Más que una posible respuesta, encontramos un vínculo en el poema “Apuntes sobre el rostro de los desaparecidos”, donde repara en la condición de visibilidad de ciertos rostros, lo que no es otra cosa sino un discurso, en palabras de Osvaldo Fernández, “un discurso que emana del poder dominante e impone dicho poder como lo natural y evidente”; de ahí entonces la dimensión que adquiera uno de los versos del mencionado poema, refiriéndose al procedimiento por sobre el resultado, cuando piensa en esos rostros y “Los carteles en que estamos acostumbrados a verlos”. Y es que dicho verso nos da cuenta no solo del origen de esas imágenes, sino del impacto de su razón de ser, de la resignación o angustia ante la injusticia que se hace visible en dicha materialidad. Y como esos carteles enseñan, más allá del rostro, el silencio, la omisión y la violencia que les rodea. Como si el tiempo fuera una distopía, ese verso nos lleva a pensar en la historia de Chile a partir de lo que estamos acostumbrados a ver, y que, por extensión, nos lleva a ver aquello por venir, en un ejercicio cuya dificultad, salvo excepciones que resultan episódicas, no representa un esfuerzo mayor.

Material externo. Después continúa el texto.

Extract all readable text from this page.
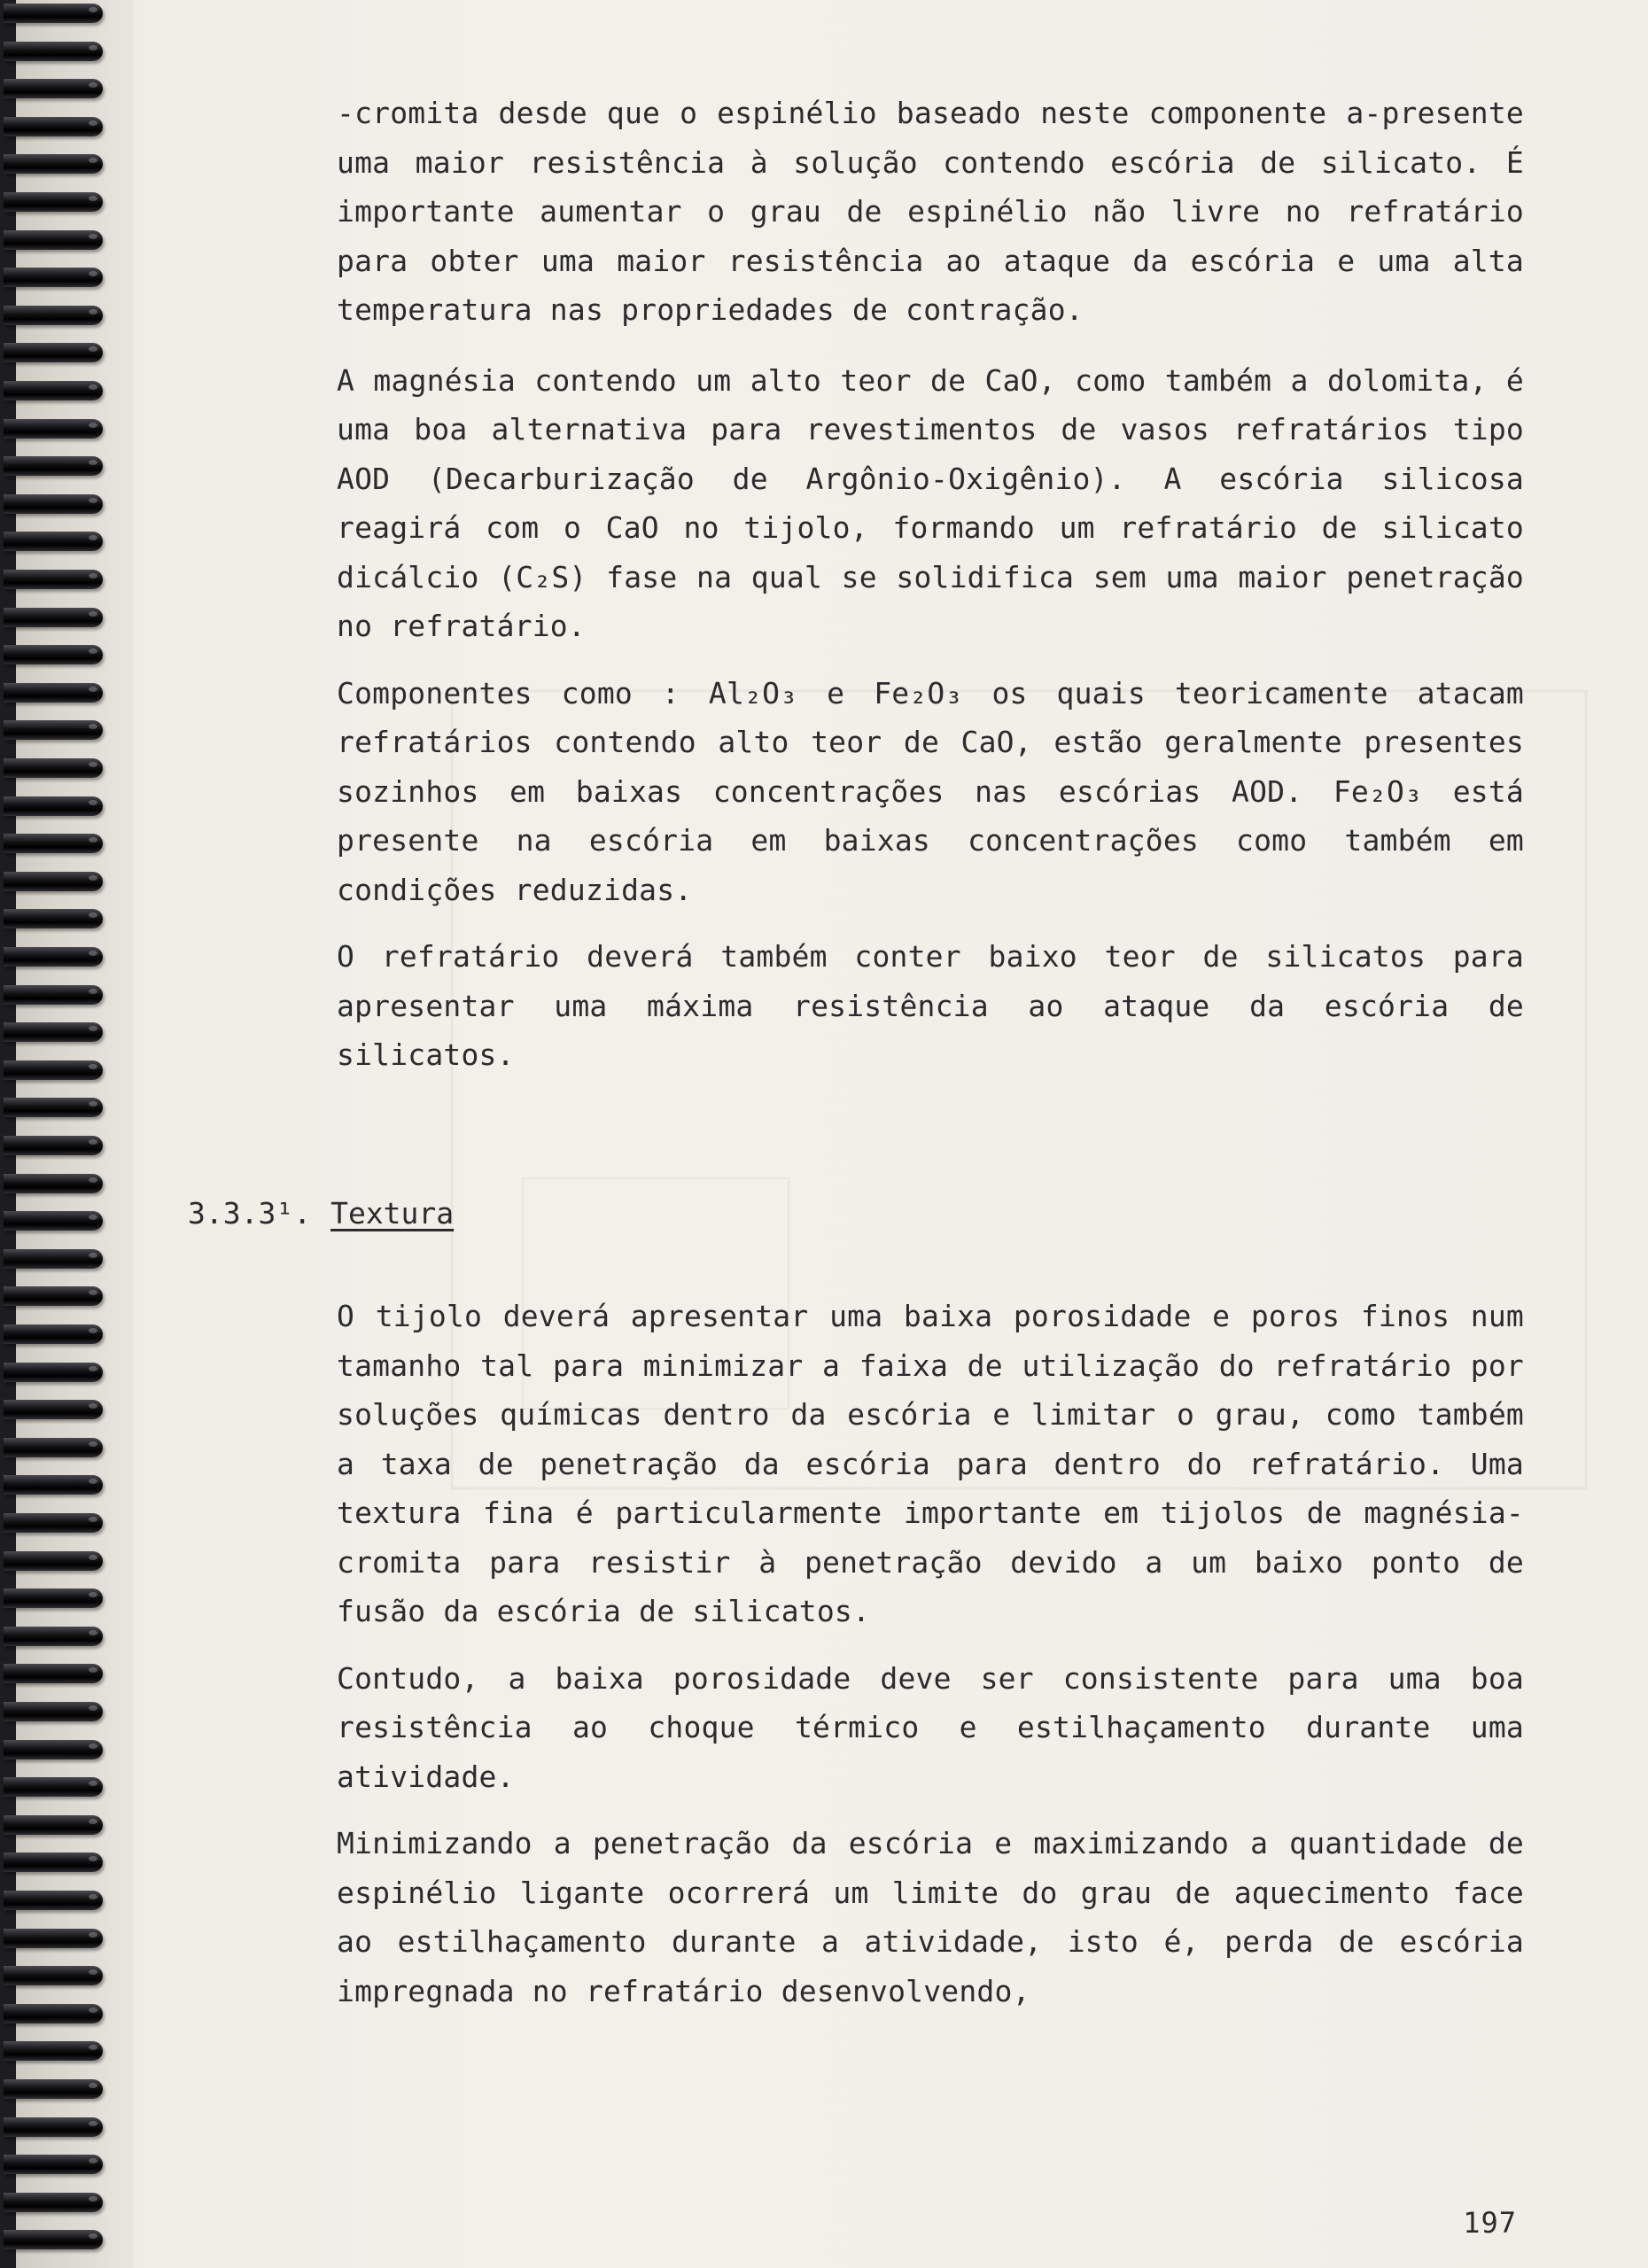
-cromita desde que o espinélio baseado neste componente a-presente uma maior resistência à solução contendo escória de silicato. É importante aumentar o grau de espinélio não livre no refratário para obter uma maior resistência ao ataque da escória e uma alta temperatura nas propriedades de contração.

A magnésia contendo um alto teor de CaO, como também a dolomita, é uma boa alternativa para revestimentos de vasos refratários tipo AOD (Decarburização de Argônio-Oxigênio). A escória silicosa reagirá com o CaO no tijolo, formando um refratário de silicato dicálcio (C₂S) fase na qual se solidifica sem uma maior penetração no refratário.

Componentes como : Al₂O₃ e Fe₂O₃ os quais teoricamente atacam refratários contendo alto teor de CaO, estão geralmente presentes sozinhos em baixas concentrações nas escórias AOD. Fe₂O₃ está presente na escória em baixas concentrações como também em condições reduzidas.

O refratário deverá também conter baixo teor de silicatos para apresentar uma máxima resistência ao ataque da escória de silicatos.

3.3.3¹. Textura

O tijolo deverá apresentar uma baixa porosidade e poros finos num tamanho tal para minimizar a faixa de utilização do refratário por soluções químicas dentro da escória e limitar o grau, como também a taxa de penetração da escória para dentro do refratário. Uma textura fina é particularmente importante em tijolos de magnésia-cromita para resistir à penetração devido a um baixo ponto de fusão da escória de silicatos.

Contudo, a baixa porosidade deve ser consistente para uma boa resistência ao choque térmico e estilhaçamento durante uma atividade.

Minimizando a penetração da escória e maximizando a quantidade de espinélio ligante ocorrerá um limite do grau de aquecimento face ao estilhaçamento durante a atividade, isto é, perda de escória impregnada no refratário desenvolvendo,

197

El poema por momentos opera, como si se tratara de una écfrasis, en la cual vemos un grito ante el desgarro, ya sea por los desaparecidos, por Sergio Tormen, Ethel Greenglass, Julius Rosenberg, José Araya y tantos otros, presentes no en este volumen sino en el ideario sensible e intelectual de Brodsky. Lo que, por un lado nos lleva a pensar en que “A menudo cae la gente muerta en las calles / y allí se queda / muerta”, y por otro, específicamente en esa “lengua muerta pero lengua al fin” del poema “El latín de los obreros”, que nos traslada fuera del poema, a pensar en dicha pluralidad, lo que en cierto modo significa, siguiendo a Freud, que “La escritura es, originalmente, el lenguaje del ausente”. Es así que esta escritura se emparenta con aquellas formas de expresión como la gráfica, la pintura y la escultura, disciplinas que históricamente han asumido la tarea de hacer frente y dar forma a las ausencias.
Cuál es la percepción que tenemos de esos rostros, qué hacemos con ellos, nos pregunta esta escritura, es acaso su origen el que habría de conmovernos, sumergirnos en una historia que no es sino pura continuidad.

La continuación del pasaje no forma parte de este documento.